Do you like being asked lots of questions? Or are you like me, and find asking lots of questions to be much easier than answering them? Does being asked lots of questions ever tire you out? Or does it energize you? Does it get you thinking about other ideas? Or does it overwhelm you? Have you ever or are you now living with a child between the ages of 3 and 5? Do you find yourself being called to answer a lot of questions for which you don’t (for whatever reason) have answers? Does this unsettle you? Do you think that asking questions is valuable? Do you find yourself answering a child’s questions with more questions? Does this ever work? Did you ask a lot of why questions when you were younger? What made you stop? Was it because someone told you to “stop asking so many questions!!” or did you just stop caring about what other people knew or claimed to know? Did you stop asking questions because you reached a point when you thought you already knew more than anyone else? Or when you felt it necessary to pretend that you knew? Why are you reading this blog? Did you find it when you did a search for the bullshit detector? Have you grown tired of my relentless questions?

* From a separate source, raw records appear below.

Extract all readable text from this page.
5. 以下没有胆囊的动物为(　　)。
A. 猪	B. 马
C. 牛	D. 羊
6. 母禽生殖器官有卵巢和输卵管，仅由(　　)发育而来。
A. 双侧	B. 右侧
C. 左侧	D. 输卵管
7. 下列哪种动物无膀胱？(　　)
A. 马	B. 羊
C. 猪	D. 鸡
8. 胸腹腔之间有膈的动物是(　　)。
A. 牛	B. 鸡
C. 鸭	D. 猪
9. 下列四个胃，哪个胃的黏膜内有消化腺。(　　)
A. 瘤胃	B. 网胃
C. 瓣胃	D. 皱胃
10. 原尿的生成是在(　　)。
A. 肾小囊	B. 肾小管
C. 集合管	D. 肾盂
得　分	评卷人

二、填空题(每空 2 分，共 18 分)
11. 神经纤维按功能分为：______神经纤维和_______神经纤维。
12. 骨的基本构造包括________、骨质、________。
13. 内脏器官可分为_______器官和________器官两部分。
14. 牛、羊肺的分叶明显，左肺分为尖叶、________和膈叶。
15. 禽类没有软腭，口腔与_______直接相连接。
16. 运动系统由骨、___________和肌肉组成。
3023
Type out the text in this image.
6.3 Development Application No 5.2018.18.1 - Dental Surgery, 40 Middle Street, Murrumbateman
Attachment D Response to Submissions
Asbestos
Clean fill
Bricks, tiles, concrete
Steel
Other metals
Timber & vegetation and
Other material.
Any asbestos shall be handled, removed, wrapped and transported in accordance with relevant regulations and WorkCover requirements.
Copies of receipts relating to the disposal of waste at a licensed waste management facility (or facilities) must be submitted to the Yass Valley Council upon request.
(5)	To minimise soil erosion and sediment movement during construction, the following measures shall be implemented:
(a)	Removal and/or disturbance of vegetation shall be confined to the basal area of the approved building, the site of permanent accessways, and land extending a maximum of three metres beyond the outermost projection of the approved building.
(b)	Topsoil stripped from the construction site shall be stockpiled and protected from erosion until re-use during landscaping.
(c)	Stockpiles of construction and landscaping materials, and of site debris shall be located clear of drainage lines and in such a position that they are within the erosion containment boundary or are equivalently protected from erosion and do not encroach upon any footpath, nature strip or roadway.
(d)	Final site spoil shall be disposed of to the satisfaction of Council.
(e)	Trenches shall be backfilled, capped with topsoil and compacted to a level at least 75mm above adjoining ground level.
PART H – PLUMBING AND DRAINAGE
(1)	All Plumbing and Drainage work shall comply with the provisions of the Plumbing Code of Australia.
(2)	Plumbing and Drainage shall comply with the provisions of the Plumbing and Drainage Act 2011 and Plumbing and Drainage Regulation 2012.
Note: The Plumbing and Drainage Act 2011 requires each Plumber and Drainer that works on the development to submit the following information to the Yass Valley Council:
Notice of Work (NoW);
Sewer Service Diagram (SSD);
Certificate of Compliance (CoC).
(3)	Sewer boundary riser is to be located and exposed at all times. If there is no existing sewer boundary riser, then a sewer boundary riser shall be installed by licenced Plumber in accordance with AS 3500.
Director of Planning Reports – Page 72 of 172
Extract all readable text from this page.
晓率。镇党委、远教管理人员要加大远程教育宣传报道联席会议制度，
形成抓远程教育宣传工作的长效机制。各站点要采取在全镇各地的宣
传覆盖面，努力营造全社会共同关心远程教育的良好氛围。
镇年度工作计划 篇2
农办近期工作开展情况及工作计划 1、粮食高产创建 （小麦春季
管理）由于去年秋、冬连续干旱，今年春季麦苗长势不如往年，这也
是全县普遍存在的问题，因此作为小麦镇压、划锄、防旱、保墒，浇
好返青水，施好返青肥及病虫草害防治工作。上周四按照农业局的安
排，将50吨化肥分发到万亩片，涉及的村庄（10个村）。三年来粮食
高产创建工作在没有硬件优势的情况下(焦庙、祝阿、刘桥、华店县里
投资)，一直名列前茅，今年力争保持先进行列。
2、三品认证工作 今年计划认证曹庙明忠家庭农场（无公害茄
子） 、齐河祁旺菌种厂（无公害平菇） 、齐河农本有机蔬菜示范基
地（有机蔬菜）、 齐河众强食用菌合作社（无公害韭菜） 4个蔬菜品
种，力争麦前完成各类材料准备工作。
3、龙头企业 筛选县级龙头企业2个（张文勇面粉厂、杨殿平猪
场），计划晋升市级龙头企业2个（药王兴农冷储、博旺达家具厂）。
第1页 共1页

Wow, that is surprisingly fun to do. Last week I bought The Interrogative Mood: A Novel? by Padgett Powell.  The entire novel, all 165 pages of it, is questions. Because of the connections that I see between troublemaking and asking questions, I was immediately intrigued by this book when I read a mini review of it in The New Yorker. So far I am enjoying it. There are two things that strike me as I read it (I can only read it a little at a time–otherwise my brain might melt from so many questions): 1. Even though the questions seem random and disjointed (which they are on some level), they are telling a story (but not a linear or complete one) about the poser of the questions and the reader/object of those questions. 2. The process of reading so many questions can really get you thinking about (perhaps too) many things all at once. I think that Powell has put together a nice balance of questions–some you have immediate (gut reactions?) answers for while others make you wonder. This might make a very effective pedagogical technique.  Hmmm…

Is there ever a point when too many questions are asked (by you or to you)? Is 165 pages of questions just too much? Can you imagine asking that many questions? Is it a problem that I can? Should I stop this entry now? Yes.